Storage Deep Dive
Why Two Storage Layers: Time-Series Aggregate DB & Long-Term Storage (S3)
Yes, there are two primary reasons for having both a “Real-time Aggregate Database” (like Druid/ClickHouse/Pinot) and a “Long-term Storage” (like S3) for the aggregated (and potentially raw) data:
Optimized for Different Query Patterns & Latencies:
- Real-time Aggregate DB (e.g., Druid):
- Purpose: Designed for extremely fast, low-latency analytical queries over recent, aggregated time-series data. Think “P90 latency in milliseconds to seconds.”
- Data: Primarily stores the minute-level pre-aggregated counts (e.g., total clicks per ad_id per minute, top 100 ad_ids per minute).
- Query Types: Ideal for our core requirements: “clicks for ad_id in last M minutes” and “top 100 ads in last M minutes.”

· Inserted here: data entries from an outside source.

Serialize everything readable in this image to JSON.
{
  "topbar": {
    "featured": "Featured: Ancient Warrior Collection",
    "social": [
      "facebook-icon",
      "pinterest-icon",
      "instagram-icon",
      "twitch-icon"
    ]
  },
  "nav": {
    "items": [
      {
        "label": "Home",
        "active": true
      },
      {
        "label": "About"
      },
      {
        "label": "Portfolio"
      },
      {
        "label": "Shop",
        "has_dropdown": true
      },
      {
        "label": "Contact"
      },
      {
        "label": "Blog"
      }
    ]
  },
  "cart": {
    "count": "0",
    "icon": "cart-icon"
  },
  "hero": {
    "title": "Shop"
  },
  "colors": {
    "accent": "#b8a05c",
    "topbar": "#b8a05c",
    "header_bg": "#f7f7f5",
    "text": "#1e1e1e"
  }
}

- Cost: Generally more expensive per GB than object storage due to specialized indexing and in-memory/SSD optimizations. Data is often kept here for a shorter “hot” window (e.g., last few days to a few months).
- Long-term Storage (e.g., S3/HDFS - Data Lake):
- Purpose: Cost-effective, highly scalable storage for vast amounts of data, often in its raw or semi-processed form. Think “petabytes of data for years.” It’s not optimized for sub-second query latency.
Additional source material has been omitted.